AI bubble fears ease but investors still waiting for investments to live up to their promise
Fears about the artificial intelligence boom turning into an overblown bubble have evaporated for now, thanks to a stellar earnings report from Nvidia that illustrated why its indispensable chips transformed it into the world’s most valuable company.
But that doesn’t mean the specter of an AI bubble won’t return in the months and years ahead as Big Tech gears up to spend trillions of dollars more on a technology the industry’s leaders believe will determine the winners and losers during the next wave of innovation.
For now, at least, Nvidia has eased worries that the AI craze propelling the stock market and much of the economy for the past year is on the verge of a massive collapse.
If anything, Nvidia’s quarterly report indicated that AI spending is picking up even more momentum. The highlights, released late Wednesday, included quarterly revenue of $57 billion, a 62% increase from the same time last year. That sales growth was an acceleration from the 56% increase in year-over-year revenue from the May-July quarter.
What’s more, Nvidia forecast revenue of $65 billion for the current quarter covering November-January, which would be a 65% year-over-year increase.
Given Nvidia’s forecasts, “it is very hard to see how this stock does not keep moving higher from here,” according to analysts at UBS led by Timothy Arcuri. The UBS analyst also said the “AI infrastructure tide is still rising so fast that all boats will be lifted.”

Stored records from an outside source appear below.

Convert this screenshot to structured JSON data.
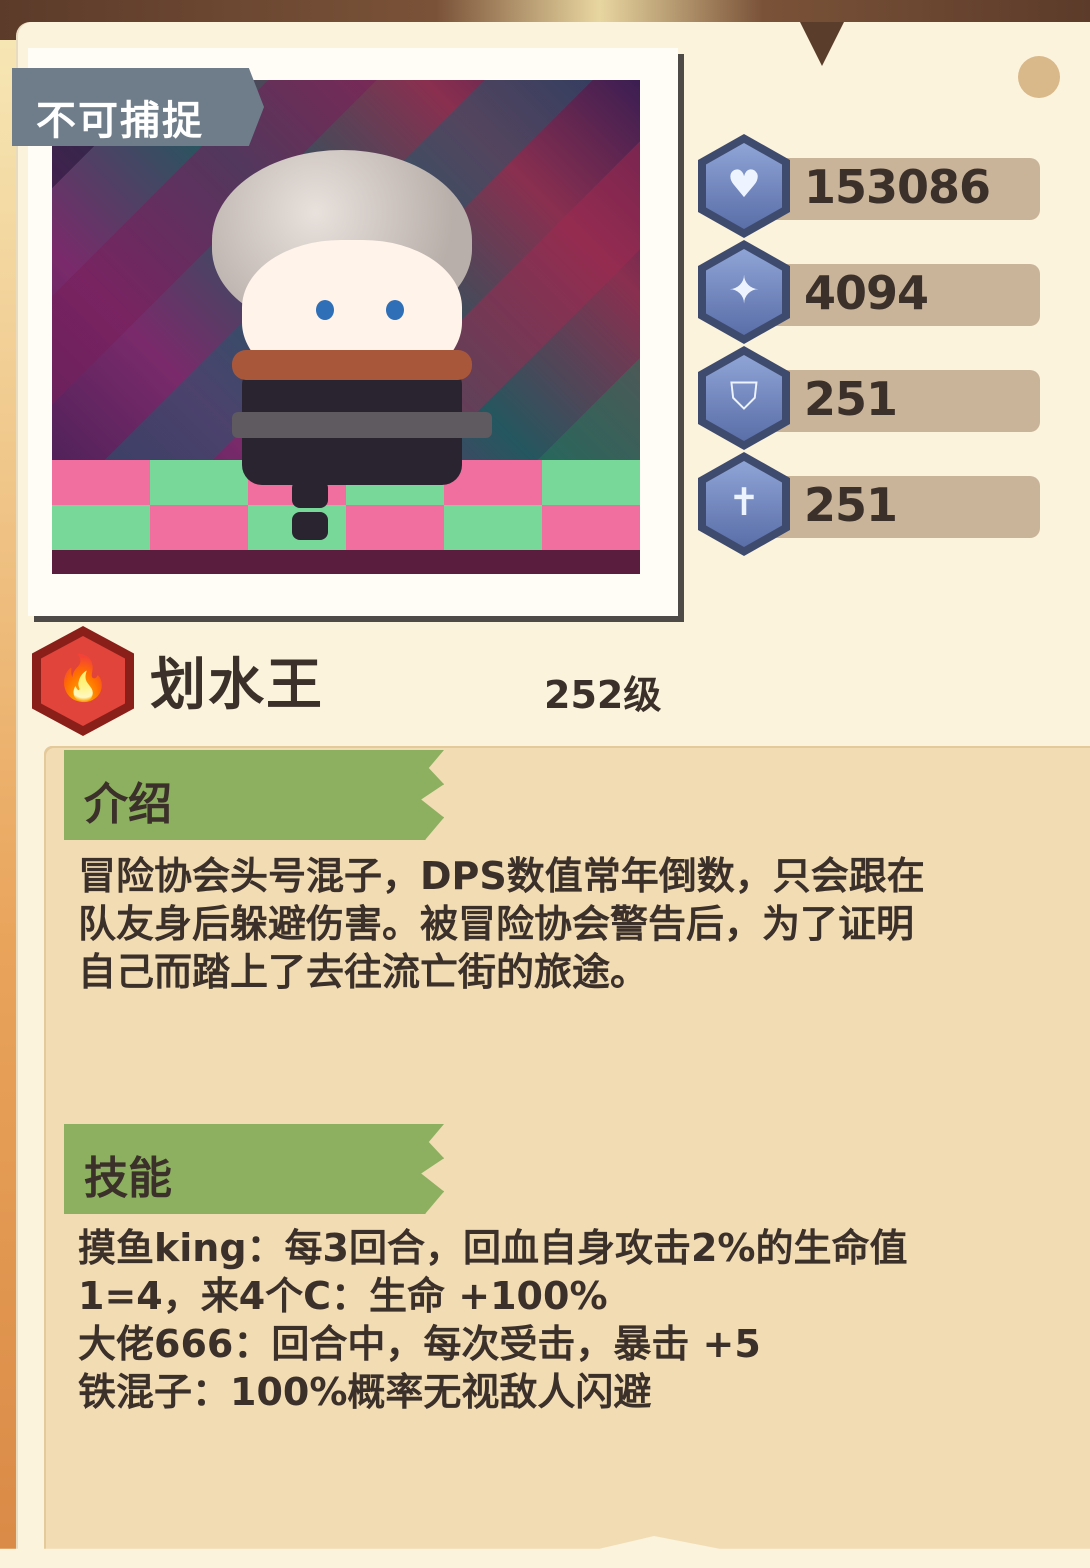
{
  "hero": {
    "status_tag": "不可捕捉",
    "name": "划水王",
    "level": "252级",
    "element_icon": "fire-icon"
  },
  "stats": [
    {
      "icon": "heart-icon",
      "value": "153086"
    },
    {
      "icon": "sword-icon",
      "value": "4094"
    },
    {
      "icon": "shield-icon",
      "value": "251"
    },
    {
      "icon": "ice-sword-icon",
      "value": "251"
    }
  ],
  "intro": {
    "title": "介绍",
    "lines": [
      "冒险协会头号混子，DPS数值常年倒数，只会跟在",
      "队友身后躲避伤害。被冒险协会警告后，为了证明",
      "自己而踏上了去往流亡街的旅途。"
    ]
  },
  "skills": {
    "title": "技能",
    "lines": [
      "摸鱼king：每3回合，回血自身攻击2%的生命值",
      "1=4，来4个C：生命 +100%",
      "大佬666：回合中，每次受击，暴击 +5",
      "铁混子：100%概率无视敌人闪避"
    ]
  },
  "colors": {
    "card": "#fbf3dc",
    "panel": "#f2dcb4",
    "tag_green": "#8db060",
    "stat_bar": "#c9b49a",
    "text": "#3b302a"
  }
}
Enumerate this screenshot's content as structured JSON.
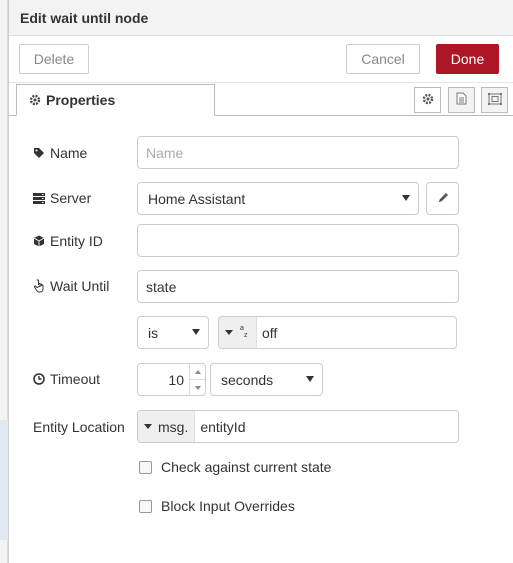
{
  "header": {
    "title": "Edit wait until node"
  },
  "buttons": {
    "delete": "Delete",
    "cancel": "Cancel",
    "done": "Done"
  },
  "tabs": {
    "properties": "Properties"
  },
  "form": {
    "name": {
      "label": "Name",
      "placeholder": "Name",
      "value": ""
    },
    "server": {
      "label": "Server",
      "value": "Home Assistant"
    },
    "entity_id": {
      "label": "Entity ID",
      "value": ""
    },
    "wait_until": {
      "label": "Wait Until",
      "value": "state"
    },
    "comparator": {
      "value": "is"
    },
    "compare_value": {
      "value": "off"
    },
    "timeout": {
      "label": "Timeout",
      "value": "10",
      "unit": "seconds"
    },
    "entity_location": {
      "label": "Entity Location",
      "prefix": "msg.",
      "value": "entityId"
    },
    "check_current_state": {
      "label": "Check against current state",
      "checked": false
    },
    "block_input_overrides": {
      "label": "Block Input Overrides",
      "checked": false
    }
  },
  "colors": {
    "done_button": "#ad1625",
    "header_bg": "#f3f3f3"
  }
}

Nvidia’s numbers are viewed through a window that extends far beyond the Santa Clara, California, company’s headquarters because its products are needed by a wide range of companies — including Big Tech peers like Microsoft, Amazon, Alphabet and Meta Platforms — to build data centers that are becoming known as AI factories.
“AI spending isn’t just holding up, it’s accelerating. That’s exactly what the market needed to see,” said Jake Behan, head of capital markets for investment firm Direxion.
The numbers initially lifted Nvidia’s stock price by as much as 5% in Thursday’s trading, while other tech stocks tied to the AI spending frenzy also got a boost. But Nvidia’s shares and other tech stocks backtracked later in the session as investors found other issues besides AI, such as the government’s latest jobs report and the future direction of interest rates.
Even with a slight downturn in its stock price amid the broader market decline, Nvidia remains valued at $4.5 trillion, more than 10 times its valuation three years ago when OpenAI released its ChatGPT chatbot, triggering the biggest technological shift since Apple released the iPhone in 2007.